Underpinning NeuralPLexer2 is a tightly integrated team effort to overhaul the model architecture, data, and training pipelines. Below, we highlight a few technical accomplishments in NeuralPLexer2:

  • Optimization. Hardware and memory-optimized geometrical attention building blocks were developed to support directly training the model on biological complexes with up to 2400 residues, and to enable higher inference throughput.
  • Training data. The training data were expanded to fully encompass protein-protein complexes, protein-nucleic acid complexes, and to cover most post-translational modifications and cofactors. A data processing pipeline was carefully established to remove artifact ligands based on the atomic context. In summary, 134k refined structures from the PDB are used for training NeuralPLexer2, nearly doubling the training data compared to the original NeuralPLexer model.
  • Model scaling laws. As the model’s generative head and the number of training iterations increase, we observed a predictable decay in the validation loss as shown by a linear fit in the log scale. Meanwhile, the generative modeling loss shows a good correlation with the binding site prediction accuracy calculated on predicted structures.
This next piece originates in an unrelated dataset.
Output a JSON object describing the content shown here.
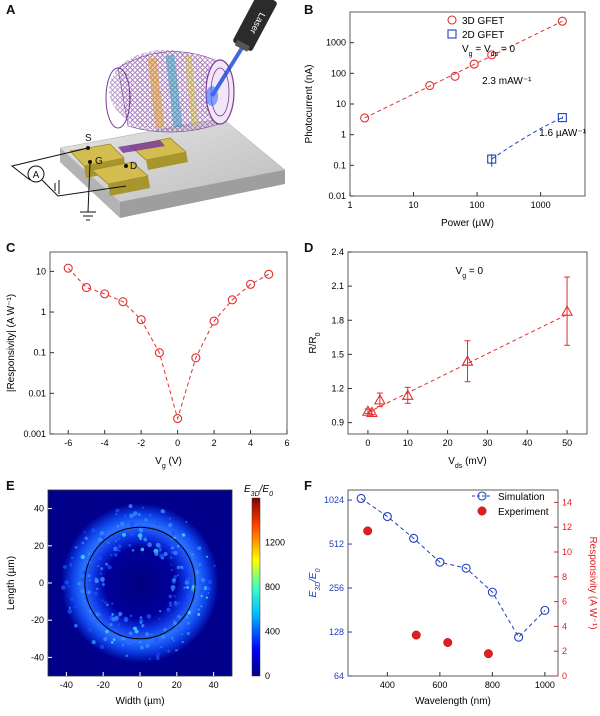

Extrapolating the fitted scaling curves with respect to the total amount of compute leads to the final NeuralPLexer2 model, and we expect that further scaling along model size and data dimensions will continue to deliver improved performance.
The generative modeling loss is well correlated with the pocket accuracy of structures sampled from the trained model, as illustrated by the relation between the validation loss and interface LDDT score (the LDDT metric calculated on the subset of atom pairs within 8Å of the ligand).

Leading the next wave of AI-driven drug discovery

At Iambic, NeuralPLexer has already shown the potential to unlock challenging targets, identifying cryptic sites, and elucidating complex mechanisms of action. By integrating NeuralPLexer2 into our technology platform, we have discovered pharmacological patterns for challenging targets that would have cost months to obtain via traditional experimental approaches. NeuralPLexer2 accelerates the process of compound design in our internal drug discovery programs, providing a hitherto inaccessible level of structural enablement via reliable prediction of protein-ligand complex structures for all compounds in a program. NeuralPLexer2 is our flagship technology for computational modeling of molecular biology, and we are confident in its capacity to transform structure-based drug discovery.